Pitfall: Non-U.S. tenants may claim that the lease is governed by non-U.S. law and try to make you go to their home country to sue them.

Solution: You should be sure you can rely on U.S. law and courts to adjudicate lease disputes by addressing the issue in three lease provisions:

  • A choice-of-law clause indicating that the lease is governed by U.S. law;
  • An acknowledgement-of-jurisdiction clause stating the tenant’s agreement to “submit to the jurisdiction” of not just U.S. courts but also the courts in your particular state, both state and federal; and
  • An acknowledgement-of-judgment clause indicating the tenant’s agreement to be bound by the final judgment of the U.S. courts designated above.

5. The Tenant Has Sovereign Immunity

Pitfall: If the non-U.S. tenant is a government entity rather than a private business, you face the additional concern of a federal law called the Foreign Sovereign Immunities Act (FSIA), which bans private lawsuits against foreign governments.

Solution: There are two ways you can get around the ban and sue a tenant protected by the FSIA. The first is where the tenant’s government waives its FSIA immunity. Consequently, you should include a lease clause clearly indicating that the tenant is waiving its immunity.

The other way around the FSIA private litigation ban is when the lawsuit is allowed under an exception to FSIA immunity. For a commercial lease, the key FSIA exception is the one allowing for lawsuits in disputes flowing directly from “commercial activity” the foreign sovereign conducts in the U.S. Courts have consistently recognized entering into a commercial lease to be the kind of “commercial activity” triggering the exception.
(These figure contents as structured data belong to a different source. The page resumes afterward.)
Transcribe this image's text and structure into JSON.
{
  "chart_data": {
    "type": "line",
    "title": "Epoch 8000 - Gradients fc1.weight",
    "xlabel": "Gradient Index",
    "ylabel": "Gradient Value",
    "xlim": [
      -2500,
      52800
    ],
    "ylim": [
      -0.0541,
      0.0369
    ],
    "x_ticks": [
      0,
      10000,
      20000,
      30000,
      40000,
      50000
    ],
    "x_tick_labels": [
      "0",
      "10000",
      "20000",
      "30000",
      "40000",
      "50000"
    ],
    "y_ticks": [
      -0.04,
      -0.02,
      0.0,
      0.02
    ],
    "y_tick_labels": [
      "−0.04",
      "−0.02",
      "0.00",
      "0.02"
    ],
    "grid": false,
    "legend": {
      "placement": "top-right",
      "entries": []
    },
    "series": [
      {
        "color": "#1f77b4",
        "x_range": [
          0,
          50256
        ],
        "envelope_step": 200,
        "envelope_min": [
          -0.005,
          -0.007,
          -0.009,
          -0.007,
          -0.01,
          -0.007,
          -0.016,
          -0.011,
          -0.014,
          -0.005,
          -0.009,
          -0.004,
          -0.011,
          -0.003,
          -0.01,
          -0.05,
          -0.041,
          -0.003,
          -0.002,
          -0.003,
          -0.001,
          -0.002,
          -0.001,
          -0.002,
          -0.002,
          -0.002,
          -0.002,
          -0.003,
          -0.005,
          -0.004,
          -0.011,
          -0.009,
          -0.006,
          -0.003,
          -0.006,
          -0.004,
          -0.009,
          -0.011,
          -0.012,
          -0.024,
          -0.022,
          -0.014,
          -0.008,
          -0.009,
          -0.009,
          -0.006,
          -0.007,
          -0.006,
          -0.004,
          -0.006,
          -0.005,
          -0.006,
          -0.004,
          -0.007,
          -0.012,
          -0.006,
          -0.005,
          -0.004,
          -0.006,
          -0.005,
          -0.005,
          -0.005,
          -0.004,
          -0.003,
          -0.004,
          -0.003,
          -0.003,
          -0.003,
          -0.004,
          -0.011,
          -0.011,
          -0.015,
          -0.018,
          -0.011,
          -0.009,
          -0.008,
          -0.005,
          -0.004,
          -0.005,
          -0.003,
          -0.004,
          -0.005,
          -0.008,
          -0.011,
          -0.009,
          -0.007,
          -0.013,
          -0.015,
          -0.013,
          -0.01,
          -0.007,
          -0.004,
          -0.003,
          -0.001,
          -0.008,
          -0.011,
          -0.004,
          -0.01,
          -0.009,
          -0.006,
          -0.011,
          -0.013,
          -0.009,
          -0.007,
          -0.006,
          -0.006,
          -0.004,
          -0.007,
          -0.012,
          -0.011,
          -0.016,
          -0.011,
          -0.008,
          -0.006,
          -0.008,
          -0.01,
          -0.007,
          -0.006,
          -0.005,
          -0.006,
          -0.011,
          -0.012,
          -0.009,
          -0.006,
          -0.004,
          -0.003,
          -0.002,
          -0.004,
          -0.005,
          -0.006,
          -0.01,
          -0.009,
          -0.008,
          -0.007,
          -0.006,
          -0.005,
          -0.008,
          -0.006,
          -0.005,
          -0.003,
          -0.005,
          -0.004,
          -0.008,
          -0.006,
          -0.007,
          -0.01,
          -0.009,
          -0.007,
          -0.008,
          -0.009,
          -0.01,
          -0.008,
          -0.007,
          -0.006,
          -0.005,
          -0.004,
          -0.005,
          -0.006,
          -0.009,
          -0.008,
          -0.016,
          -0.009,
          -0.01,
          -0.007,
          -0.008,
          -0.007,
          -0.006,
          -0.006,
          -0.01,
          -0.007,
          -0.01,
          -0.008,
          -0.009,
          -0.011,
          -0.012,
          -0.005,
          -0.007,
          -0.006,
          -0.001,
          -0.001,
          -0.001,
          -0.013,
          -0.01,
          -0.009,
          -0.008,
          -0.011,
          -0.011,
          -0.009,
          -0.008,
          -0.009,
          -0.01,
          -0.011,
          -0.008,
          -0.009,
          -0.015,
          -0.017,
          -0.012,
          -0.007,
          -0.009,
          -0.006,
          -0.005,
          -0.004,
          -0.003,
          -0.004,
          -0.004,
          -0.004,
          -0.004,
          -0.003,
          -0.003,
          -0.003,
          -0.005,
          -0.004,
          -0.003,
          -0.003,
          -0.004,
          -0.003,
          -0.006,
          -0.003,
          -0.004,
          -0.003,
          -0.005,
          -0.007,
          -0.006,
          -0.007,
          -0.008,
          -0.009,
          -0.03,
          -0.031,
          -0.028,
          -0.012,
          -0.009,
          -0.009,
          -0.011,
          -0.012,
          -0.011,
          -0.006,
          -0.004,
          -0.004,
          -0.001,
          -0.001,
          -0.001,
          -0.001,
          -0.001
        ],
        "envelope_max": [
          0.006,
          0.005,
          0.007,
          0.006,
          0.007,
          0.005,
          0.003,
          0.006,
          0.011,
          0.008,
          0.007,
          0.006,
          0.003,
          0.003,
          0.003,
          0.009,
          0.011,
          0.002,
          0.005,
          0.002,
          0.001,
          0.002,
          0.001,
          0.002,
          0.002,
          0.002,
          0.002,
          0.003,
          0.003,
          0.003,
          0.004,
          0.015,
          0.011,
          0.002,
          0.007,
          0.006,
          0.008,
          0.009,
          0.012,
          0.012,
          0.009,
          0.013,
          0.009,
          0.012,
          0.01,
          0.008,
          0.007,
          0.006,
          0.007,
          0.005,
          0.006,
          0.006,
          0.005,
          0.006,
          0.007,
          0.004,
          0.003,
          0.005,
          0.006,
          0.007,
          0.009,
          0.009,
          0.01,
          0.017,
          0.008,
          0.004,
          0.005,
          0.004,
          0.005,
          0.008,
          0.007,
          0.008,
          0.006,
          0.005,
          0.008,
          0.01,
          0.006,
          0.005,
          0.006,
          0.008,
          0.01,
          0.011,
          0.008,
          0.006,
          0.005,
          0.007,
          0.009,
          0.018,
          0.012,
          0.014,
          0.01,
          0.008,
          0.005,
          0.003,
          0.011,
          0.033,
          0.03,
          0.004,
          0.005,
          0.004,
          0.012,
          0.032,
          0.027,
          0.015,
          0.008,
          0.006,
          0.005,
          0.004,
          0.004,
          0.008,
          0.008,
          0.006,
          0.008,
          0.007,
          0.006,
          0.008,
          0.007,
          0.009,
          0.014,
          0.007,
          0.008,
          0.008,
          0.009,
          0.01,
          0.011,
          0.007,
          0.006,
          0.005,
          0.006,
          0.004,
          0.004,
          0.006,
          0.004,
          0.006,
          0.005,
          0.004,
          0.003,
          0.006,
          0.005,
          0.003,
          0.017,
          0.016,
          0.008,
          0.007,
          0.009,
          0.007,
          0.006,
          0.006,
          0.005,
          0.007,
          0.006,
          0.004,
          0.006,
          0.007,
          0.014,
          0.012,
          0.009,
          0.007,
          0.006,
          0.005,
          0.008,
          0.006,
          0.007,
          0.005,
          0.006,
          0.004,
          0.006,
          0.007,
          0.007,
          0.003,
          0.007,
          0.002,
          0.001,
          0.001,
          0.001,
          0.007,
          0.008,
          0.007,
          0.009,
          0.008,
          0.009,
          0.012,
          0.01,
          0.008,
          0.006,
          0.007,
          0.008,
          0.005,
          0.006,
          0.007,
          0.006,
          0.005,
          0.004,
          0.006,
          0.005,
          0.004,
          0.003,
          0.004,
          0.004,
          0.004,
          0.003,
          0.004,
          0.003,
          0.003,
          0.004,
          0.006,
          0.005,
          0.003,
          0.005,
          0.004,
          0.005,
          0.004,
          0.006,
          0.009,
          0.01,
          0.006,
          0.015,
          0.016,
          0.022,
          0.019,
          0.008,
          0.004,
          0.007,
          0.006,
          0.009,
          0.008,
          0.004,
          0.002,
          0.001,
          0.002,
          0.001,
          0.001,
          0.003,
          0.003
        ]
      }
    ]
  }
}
The catch: For the waiver to be enforceable and the commercial activity to apply, the person who signs the lease on the sovereign tenant’s behalf must have authority to bind the sovereign. This can be tricky to prove because of the split among courts in what constitutes “authority” under the FSIA:

  • Federal courts in Washington, D.C.; Maryland; West Virginia; Virginia; North Carolina; South Carolina; Mississippi; Louisiana; Texas; California; Arizona; Hawaii; Nevada; Idaho; Montana; Oregon; Washington; and Alaska require that the individual have actual authority to waive immunity.
  • By contrast, federal courts in New York, Connecticut, Vermont, Alabama, Florida, and Georgia recognize FSIA waivers as valid even when the individual had only “apparent authority” to sign them.